When the Portland Art Center (PAC) held its "official" opening last First Thursday, June 1, it heralded the beginning of what could be a significant catalyst for Portland's art scene. Although PAC has occupied the 10,000-square-foot space in Old Town for months now, the event celebrated the use of the newly renovated space as a long-term home to the young organization. And according to Executive Director Gavin Shettler, location is key to the PAC's vitality.

"My goal is for the space to function like a visitor's center for the contemporary arts. For that to happen, it had to be downtown," said Shettler, who moved the nonprofit arts organization from an itinerant space on SE Belmont last December.

What charges the Center with a sense of possibility is its size and, consequently, its sheer capacity for displaying art. Split between two levels, it includes large galleries on the first and second floors in addition to a small room dedicated exclusively to video and sound installations. While work in the main gallery will be chosen by PAC's curatorial committee, the upstairs gallery represents a unique opportunity for emerging artists to lease exhibition space. Not only will this model help generate income for PAC, but it will help attract the kind of diverse and challenging work Shettler hopes will be characteristic of the space. Describing the Center's niche as falling somewhere between a museum and a commercial gallery, he plans for PAC's programming to pick up the slack where other venues fall short.

"As a visual-arts space, the first thing we ask ourselves is, 'Does this have a home somewhere else in the city?'" Shettler explained. "If it doesn't, then we feel a responsibility to the community to show it."

Shettler's sentiment is precisely the type of vision required to make an alternative art space successful, but, somehow, PAC's first group of shows in its new home came off as more than a little anemic.

The gallery's main space houses a meager sampling of Portland's galleries, which coincides with the release of the Center's first annual citywide gallery guide. Including a comprehensive list of 187 spaces along with walking maps, the gallery guide will be an essential tool for navigating Portland's shifting art landscape. And frankly, it's amazing that such a guide doesn't already exist. Featuring two galleries from each of the city's six art districts, the show certainly showcases some representative selections. Carson Ellis' "Fruit Stand," for example, is indicative of Motel's edgy, illustrative aesthetic and James Lavadour's lovely "Hunter" captures PDX's tendency to display vibrant and colorful abstractions. But the Center's first Gallery Guide exhibition fails to capture the breadth and richness of a scene that boasts so many places to see art.

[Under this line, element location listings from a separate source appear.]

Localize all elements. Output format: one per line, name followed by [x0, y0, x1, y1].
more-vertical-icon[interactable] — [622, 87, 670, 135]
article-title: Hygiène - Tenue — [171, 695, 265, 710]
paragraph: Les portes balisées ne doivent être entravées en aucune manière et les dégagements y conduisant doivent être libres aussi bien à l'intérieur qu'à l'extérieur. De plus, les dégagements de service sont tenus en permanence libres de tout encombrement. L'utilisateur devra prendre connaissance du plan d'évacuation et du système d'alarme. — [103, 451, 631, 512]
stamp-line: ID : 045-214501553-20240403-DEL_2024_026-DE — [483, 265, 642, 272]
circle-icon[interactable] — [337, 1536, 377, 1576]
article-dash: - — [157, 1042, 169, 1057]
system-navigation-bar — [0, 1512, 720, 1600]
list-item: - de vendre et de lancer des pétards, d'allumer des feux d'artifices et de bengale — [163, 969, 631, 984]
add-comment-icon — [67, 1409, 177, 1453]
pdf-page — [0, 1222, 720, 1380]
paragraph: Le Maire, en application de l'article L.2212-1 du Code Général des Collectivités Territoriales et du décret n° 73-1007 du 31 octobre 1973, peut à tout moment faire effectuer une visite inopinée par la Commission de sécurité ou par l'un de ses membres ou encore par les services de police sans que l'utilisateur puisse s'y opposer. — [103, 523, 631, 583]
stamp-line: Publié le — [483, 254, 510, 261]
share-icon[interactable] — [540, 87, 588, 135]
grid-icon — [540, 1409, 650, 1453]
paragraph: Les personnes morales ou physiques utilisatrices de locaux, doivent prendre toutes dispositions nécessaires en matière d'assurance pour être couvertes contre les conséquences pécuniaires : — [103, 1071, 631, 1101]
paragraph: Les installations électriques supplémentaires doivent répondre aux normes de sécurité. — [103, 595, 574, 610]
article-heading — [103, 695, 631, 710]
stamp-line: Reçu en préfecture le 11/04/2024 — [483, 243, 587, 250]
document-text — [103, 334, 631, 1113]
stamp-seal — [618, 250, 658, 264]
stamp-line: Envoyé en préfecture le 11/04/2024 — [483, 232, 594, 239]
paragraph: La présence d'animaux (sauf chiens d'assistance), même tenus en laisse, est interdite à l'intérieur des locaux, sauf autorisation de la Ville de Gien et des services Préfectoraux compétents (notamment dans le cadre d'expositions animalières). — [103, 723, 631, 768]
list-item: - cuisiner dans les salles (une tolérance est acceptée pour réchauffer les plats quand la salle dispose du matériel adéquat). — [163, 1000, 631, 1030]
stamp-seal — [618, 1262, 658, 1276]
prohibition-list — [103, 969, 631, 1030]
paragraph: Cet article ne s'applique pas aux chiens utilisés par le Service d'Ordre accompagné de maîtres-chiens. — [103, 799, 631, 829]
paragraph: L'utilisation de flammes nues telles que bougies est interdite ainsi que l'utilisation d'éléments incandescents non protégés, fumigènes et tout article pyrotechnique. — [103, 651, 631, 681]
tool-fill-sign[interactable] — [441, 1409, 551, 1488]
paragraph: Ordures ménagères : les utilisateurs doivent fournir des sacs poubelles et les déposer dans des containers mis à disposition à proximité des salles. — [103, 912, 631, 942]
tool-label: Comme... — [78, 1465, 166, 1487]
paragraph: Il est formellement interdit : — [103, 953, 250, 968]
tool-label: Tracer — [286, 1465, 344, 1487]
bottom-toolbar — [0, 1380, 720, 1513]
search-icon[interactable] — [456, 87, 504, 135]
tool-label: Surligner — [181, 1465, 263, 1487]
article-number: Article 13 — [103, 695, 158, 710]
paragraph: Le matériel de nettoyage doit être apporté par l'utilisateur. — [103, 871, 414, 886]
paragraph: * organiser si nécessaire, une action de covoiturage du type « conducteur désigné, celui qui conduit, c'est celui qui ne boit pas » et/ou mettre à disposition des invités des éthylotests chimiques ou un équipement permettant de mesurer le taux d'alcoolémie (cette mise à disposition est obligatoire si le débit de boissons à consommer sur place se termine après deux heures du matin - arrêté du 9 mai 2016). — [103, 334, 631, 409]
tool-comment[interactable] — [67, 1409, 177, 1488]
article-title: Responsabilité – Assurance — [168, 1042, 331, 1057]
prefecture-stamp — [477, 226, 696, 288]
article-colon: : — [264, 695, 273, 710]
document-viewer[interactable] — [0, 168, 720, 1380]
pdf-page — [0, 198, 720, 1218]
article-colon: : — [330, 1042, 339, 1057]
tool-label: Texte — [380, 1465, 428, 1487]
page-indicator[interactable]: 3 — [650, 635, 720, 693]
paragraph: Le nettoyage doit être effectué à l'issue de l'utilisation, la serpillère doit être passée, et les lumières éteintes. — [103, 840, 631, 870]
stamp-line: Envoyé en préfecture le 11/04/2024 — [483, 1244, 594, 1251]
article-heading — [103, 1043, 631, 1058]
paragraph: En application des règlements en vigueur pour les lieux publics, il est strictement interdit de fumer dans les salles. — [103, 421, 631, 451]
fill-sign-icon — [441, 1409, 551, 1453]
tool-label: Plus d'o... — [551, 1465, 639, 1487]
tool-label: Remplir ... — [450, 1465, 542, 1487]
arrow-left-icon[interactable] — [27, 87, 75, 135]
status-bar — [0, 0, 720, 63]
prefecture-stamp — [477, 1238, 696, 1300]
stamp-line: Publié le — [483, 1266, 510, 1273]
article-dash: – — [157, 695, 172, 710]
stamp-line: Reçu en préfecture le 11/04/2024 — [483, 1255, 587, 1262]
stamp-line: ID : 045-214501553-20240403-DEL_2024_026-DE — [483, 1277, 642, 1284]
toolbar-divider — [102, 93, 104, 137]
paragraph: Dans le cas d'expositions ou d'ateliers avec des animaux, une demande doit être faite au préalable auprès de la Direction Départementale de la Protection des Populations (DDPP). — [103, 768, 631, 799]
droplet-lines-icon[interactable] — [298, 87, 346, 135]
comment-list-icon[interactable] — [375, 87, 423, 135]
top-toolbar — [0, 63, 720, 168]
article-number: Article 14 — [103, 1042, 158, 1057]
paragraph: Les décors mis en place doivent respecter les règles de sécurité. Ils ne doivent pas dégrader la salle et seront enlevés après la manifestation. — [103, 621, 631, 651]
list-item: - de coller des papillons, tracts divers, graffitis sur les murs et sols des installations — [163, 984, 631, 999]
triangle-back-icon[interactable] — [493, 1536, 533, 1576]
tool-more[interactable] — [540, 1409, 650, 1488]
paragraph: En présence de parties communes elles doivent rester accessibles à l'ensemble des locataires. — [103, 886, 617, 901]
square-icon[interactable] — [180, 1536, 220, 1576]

"Commutatus," a sound and sculpture installation by Portlander Barry Johnson, is located in the center of the main gallery and housed in a makeshift wooden cube. Draftsman-like wall drawings interface with mounted particle-board discs; these shapes extend into the gallery space as geometric wooden sculptures. Johnson's enormous curving structures create a satisfying sense of dynamism, but are ultimately too cool and detached to leave much of an impression. And his coupling of the work with an uninspired sound collage that includes lapping waves, meandering horns, and other disparate sounds undermines the solemn austerity his forms could possess on their own.

Unfortunately, the rest of the work doesn't fare much better. The brightly hued and rust-worn metal panels in Jeff Fontaine's "Entropy and the Arrow of Time" present a shallow meditation on the nature of decay. Hexasion II, a selection of video art presented by Jason Frank and Andy Brown, reminds one that blurred footage of tree branches, jarring zooms, and an electronic music score do not great art make. Eight, in the Center's leased gallery space, is more palatable, but, as a post-baccalaureate exhibition of eight Oregon College of Art and Craft students, it is also appropriately amateurish. Subdued abstract paintings by Marilyn Joyce and Tony Raynor are notable, as is a quirky head-scratcher by Jennifer June Kyle called "To Vomit a Rabbit." In Kyle's piece, 100 wall-mounted rosebud-shaped orifices spew curling ribbons of text, each of which poeticizes the sensation of—you guessed it—vomiting a rabbit.

Judging by its first "official" show in its new location, there's a sizable disconnect between the quality of the Portland Art Center's programming and its impressive new home. We'll have to wait and see, though, whether the new Center becomes a focal point of Portland's art scene—or just wasted space.